Experimental and ANN analysis of temperature effects on the permanent deformation properties of demolition wastes

Abstract

Abstract The aim of this research is to study the effect of temperature and stress levels on the permanent strain of blends of two types of recycled waste materials, namely recycled concrete aggregate (RCA) and reclaimed asphalt pavement (RAP). RAP was mixed with RCA in different percentages of up to 80% by dry mass. A three-stage repeated load triaxial (RLT) testing procedure was employed for evaluation of permanent strain of RCA/RAP blends in different stress paths and temperatures. The tests were conducted at different temperatures of 5 °C, 20 °C (room temperature), and 50 °C, to assess the behavior of blends in a wide range of temperatures.

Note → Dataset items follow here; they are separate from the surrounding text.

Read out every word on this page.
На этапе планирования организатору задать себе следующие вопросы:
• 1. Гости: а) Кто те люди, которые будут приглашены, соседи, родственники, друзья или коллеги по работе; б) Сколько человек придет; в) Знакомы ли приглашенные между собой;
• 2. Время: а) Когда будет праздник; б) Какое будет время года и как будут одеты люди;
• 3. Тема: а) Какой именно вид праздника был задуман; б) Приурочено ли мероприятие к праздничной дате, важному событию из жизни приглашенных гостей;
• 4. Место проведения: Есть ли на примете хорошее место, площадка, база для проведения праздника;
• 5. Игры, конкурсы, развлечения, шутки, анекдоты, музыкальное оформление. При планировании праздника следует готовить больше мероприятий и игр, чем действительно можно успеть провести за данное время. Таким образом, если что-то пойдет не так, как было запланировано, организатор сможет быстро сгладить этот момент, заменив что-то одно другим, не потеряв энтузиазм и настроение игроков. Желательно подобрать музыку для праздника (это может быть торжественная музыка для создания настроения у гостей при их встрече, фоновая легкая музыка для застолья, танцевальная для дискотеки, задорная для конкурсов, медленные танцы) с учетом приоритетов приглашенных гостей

The addition of RAP was found to result in an increase of permanent strain of the blends. As the RAP content increased in the blends, the accumulation of permanent strain increased at 50 °C. The specimens with up to 40% RAP exhibited stable behavior at 50 °C in all stages of the test. With increasing RAP content, the permanent strain behavior of the specimens was found to improve for the same blends at 5 °C. Based on the results of the experiments, an artificial neural network (ANN) model was developed for prediction of permanent strain of blends and investigating the impact of the test variables. Effect of RAP content, temperature, deviator stress, and number of cycles was evaluated. Although the RAP content and temperature were found to have a significant effect on the permanent strain, the number of cycles in the RLT test was found to be the more predominant influencing factor.